Vacation in Sri Lanka would mean that you'll get to see beaches of Sri Lanka, wild life in Sri Lanka and much more like bird watching tours out of one cheaper trip. We can help you to plan your trip to Sri Lanka in a way you could experience the beauty of Sri Lanka. Since we have access to the necessary resources like travel agents in Sri Lanka, hotels in Sri Lanka, we could provide services which you met your requirement. Like if you want to try eco tourism or experience a unique south Asian culture you should visit Sri Lanka and we'll help you.

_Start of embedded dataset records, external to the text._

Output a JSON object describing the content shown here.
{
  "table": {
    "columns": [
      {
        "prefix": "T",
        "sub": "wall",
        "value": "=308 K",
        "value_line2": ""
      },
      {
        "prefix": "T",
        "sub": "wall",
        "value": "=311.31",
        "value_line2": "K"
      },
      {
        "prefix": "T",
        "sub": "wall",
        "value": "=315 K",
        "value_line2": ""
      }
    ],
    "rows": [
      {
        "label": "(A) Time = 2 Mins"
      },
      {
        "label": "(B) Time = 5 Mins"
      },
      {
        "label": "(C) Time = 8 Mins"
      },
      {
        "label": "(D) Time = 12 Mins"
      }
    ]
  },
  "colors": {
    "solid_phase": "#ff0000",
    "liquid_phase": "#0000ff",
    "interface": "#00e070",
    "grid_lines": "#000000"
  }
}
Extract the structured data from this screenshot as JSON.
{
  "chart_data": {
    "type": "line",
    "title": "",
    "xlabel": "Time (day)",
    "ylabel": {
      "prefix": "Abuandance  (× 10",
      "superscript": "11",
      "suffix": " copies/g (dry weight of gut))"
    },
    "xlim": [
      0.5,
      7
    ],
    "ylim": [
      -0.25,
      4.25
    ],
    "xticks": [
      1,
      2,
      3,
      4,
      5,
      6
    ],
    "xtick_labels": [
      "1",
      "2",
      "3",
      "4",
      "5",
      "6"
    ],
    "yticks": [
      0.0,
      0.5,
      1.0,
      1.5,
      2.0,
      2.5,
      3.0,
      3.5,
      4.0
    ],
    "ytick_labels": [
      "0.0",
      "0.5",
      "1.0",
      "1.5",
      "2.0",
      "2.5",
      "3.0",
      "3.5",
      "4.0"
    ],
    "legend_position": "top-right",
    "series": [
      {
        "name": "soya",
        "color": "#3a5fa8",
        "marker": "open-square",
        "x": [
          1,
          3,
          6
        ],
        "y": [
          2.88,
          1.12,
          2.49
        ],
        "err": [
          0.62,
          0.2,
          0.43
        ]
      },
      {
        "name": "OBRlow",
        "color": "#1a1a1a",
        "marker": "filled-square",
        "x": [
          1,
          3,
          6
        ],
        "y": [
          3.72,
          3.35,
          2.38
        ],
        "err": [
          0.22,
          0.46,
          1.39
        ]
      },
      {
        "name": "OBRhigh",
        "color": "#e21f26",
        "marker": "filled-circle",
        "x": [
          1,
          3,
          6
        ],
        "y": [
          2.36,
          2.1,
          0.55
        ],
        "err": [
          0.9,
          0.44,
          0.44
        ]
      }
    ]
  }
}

Sri Lankan Beaches are the most picturesque in the world. Soft sound of waves lapping in to the beach, endless strip of white sandy beaches contrasting with deep blue waters, coral reefs that are home to many types of tropical fish best describe what you will find when you visit Western & southern coastlines of this beautiful country. You could socialize with the warm friendly people out there and groove to the sunny vibes emitting from this beautiful tropical culture. For more info

Wild life in Sri Lanka is something you shouldn't miss out. This beautiful island is home to many types of exotic tropical fauna & flora. Bio diversity of this country is really rich, which makes this country a nature lover's paradise. For more info History of this country spans over a period of 2000 years, which is livid with many a colorful incident of regency and their doings. Times of wars, events of religious significance, coups and trysts with foreign elements color the odyssey of checkered history of "Serendib" as this island was known then. Many monuments pertaining to Buddhism & Hinduism, monuments built for aesthetic, medicinal purposes and for no other reason but to showoff the mightiness of the rulers were erected during the time of kingdoms like Anuradhapura, Polonnaruwa, Yapahuwa, and Kandy etc.

All right enough said, start packing your luggage to have the most wonderful time of your life. Have a nice trip!